According to Integra Chicago, which tracks rents and occupancies across the metropolitan area, the downtown area is hemorrhaging both renters and owners as rents and condo prices spiral downward in something that looks a lot like free-fall. The neighborhoods in closest proximity to the Loop seem to be suffering varying degrees of the same malaise. The West Loop is probably holding up a little better, but all the near-downtown neighborhoods are hurting.

So, where are these urban refugees headed? According to numerous articles in Crain’s Chicago Business, the suburban markets are doing almost as well as the downtown market is doing poorly. So the primary answer seems to be suburbia where you can have a house and a yard and not share it with anyone but your immediate family.

But people are also venturing further afield. The beach towns of Michigan and Indiana have been huge draws as has the Lake Geneva area in Wisconsin. But certainly some percentage of Chicagoans are going even further. In some ways this is nothing new. Chicagoans have been leaving the city for decades – driven out by its high cost, high taxes and high crime – for warmer and less expensive locations. But this trend has almost certainly accelerated over the past year.

So, what does it all mean for the city’s future, or the future of any of the other Superstars? Mr. Thompson believes that there will be some difficult period of transition for these formerly booming metropolises, but that they will likely stabilize as new generations of young people and immigrants are once again drawn to them, attracted in part by their greater affordability.

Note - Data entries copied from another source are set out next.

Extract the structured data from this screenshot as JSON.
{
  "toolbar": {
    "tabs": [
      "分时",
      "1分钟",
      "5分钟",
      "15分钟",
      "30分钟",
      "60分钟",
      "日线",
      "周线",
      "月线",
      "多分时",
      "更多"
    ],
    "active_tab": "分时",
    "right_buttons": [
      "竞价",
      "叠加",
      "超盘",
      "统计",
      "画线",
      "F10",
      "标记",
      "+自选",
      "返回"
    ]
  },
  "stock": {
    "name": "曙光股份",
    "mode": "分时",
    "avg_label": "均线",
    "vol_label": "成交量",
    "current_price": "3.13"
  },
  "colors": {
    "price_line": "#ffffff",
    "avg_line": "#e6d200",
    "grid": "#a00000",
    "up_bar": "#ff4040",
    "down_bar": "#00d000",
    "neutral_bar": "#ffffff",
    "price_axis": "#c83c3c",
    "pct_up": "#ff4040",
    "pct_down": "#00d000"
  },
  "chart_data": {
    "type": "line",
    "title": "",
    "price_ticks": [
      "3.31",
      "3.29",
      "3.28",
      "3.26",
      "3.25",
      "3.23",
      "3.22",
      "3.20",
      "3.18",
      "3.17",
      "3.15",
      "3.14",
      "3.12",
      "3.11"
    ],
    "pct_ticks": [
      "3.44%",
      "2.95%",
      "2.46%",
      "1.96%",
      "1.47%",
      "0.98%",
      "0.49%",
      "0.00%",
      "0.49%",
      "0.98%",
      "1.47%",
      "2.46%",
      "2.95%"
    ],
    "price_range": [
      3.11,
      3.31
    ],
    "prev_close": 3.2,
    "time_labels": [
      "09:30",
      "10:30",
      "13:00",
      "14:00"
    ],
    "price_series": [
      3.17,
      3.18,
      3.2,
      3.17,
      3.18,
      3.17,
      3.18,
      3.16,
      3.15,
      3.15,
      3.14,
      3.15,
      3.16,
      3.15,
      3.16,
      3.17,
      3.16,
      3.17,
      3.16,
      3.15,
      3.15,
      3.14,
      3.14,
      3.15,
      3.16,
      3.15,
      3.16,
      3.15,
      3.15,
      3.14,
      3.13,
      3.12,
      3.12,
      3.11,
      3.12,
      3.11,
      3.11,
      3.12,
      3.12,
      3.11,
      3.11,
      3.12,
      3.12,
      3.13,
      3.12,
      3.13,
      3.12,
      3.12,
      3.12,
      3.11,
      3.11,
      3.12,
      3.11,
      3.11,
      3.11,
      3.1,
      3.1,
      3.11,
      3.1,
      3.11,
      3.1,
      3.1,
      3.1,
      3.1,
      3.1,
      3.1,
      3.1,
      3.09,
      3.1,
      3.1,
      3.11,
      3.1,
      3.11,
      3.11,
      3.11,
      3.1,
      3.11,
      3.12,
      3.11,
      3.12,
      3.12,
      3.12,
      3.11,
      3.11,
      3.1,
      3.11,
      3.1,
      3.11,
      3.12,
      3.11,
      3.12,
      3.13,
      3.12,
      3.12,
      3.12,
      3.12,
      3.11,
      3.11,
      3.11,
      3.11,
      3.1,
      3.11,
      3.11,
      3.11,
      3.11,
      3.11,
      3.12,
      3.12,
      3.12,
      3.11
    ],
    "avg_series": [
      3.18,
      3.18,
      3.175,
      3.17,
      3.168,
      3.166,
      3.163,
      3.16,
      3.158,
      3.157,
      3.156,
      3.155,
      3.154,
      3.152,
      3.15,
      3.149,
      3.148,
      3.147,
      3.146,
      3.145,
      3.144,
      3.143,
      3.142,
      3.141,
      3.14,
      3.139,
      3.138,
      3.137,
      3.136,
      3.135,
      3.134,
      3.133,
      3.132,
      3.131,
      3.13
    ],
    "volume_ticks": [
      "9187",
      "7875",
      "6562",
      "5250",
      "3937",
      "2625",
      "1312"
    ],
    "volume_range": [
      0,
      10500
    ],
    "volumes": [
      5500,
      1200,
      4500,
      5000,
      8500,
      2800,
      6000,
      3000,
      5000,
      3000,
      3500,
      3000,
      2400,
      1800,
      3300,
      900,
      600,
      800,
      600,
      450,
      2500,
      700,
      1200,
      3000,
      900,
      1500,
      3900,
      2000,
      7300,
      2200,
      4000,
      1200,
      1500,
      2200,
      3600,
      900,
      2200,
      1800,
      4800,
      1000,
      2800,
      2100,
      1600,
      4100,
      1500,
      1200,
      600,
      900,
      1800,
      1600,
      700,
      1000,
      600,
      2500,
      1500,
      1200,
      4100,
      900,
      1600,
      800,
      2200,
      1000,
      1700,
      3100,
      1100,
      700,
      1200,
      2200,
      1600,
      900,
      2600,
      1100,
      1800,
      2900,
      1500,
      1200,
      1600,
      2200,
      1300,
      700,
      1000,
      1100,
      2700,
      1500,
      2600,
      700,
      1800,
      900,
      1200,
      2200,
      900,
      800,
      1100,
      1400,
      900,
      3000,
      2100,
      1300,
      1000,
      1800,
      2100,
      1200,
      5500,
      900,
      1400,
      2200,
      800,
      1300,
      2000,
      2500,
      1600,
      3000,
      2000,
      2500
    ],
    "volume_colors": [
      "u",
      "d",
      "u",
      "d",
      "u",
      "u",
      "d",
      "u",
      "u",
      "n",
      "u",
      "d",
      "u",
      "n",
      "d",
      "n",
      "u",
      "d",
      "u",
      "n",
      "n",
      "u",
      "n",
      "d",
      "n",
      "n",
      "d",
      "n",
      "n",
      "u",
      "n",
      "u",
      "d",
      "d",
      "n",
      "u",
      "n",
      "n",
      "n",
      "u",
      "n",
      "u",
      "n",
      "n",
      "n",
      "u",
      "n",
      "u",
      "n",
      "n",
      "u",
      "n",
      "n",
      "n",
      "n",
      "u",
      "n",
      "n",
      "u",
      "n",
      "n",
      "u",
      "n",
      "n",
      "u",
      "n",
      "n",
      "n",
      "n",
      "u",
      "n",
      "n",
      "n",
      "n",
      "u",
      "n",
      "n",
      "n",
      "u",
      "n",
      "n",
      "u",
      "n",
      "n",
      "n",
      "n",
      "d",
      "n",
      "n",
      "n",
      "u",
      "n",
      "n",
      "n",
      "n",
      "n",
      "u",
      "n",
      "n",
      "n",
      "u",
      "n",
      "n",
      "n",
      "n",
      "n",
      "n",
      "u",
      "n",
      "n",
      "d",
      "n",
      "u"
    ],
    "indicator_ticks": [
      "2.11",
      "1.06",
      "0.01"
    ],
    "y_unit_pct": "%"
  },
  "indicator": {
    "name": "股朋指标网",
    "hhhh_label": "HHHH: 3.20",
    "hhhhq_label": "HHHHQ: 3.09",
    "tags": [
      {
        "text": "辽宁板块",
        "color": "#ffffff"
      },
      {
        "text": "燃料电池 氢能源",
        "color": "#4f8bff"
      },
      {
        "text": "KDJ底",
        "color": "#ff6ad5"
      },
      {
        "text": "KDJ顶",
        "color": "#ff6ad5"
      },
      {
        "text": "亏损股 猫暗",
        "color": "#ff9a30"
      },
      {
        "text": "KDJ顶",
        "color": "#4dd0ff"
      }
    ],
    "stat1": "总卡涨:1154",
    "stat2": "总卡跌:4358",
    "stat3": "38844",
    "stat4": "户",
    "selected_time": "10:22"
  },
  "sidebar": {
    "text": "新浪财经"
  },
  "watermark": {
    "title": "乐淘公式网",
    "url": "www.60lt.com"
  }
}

If the price gap between the Superstars and everywhere else narrows a bit, the trade-off is probably worth it, painful though the transition will be. The silver lining may be a narrowing of that division, even if only a little, and a widening of access to more jobs from more locations.

If this is true of New York and San Francisco, it could be true of Chicago as well. Of course, we do not have all the strengths of the true Superstars, and we have some problems they either don’t have at all, or don’t have to the same degree. Put extreme segregation, corrupt and incompetent politicians who are unwilling or unable to deal with the pension debt crisis of their own making – oh, and the occasional polar vortex – on that list of uniquely Chicago challenges.

Despite all the problems currently afflicting the Superstar cities – and let’s be generous and put “Gilded Chicago” on that list – the laws of economics will eventually set in. Make something cheap enough, and you will sell more of it, provided it’s a good product to begin with.

For all our griping, few people who live in Chicago would deny that the city, at its best, can be an absolutely fantastic place to live with so many attractions and such a diversity of people and cultures. Surely, these benefits have not completely gone away just because we are temporarily on lock-down and can’t go out to eat!

My own belief is that Chicago and the other Superstars will come back, but perhaps not as quickly or as strongly as in past downturns. The remote work revolution could be long-lasting and make less expensive locations viable for many workers who are simply no longer willing to pay the price, or put up with the hassles, of living in a city like Chicago.

By the same token, every year, a new crop of college graduate from the Big Ten schools hit the job market. And every year, some number of those graduates make a bee-line to Chicago where they can put all those skills they’ve learned to use while also experiencing the thrills, adventures and innumerable pleasures of urban life that only a city like Chicago can deliver.

Who knows? They may even be more likely to come if those rents downtown keep falling (as they currently show every indication of doing). And if the price gap between the Superstars and everywhere else narrows a bit, the trade-off is probably worth it, painful though the transition will be. We really have become a very polarized society of haves and have-nots. The silver lining to the pandemic may just be a narrowing of that division, even if only a little, and a widening of access to more jobs from more locations. Is this really such a terrible thing? If it does come to pass, we may all be better off in the long-run.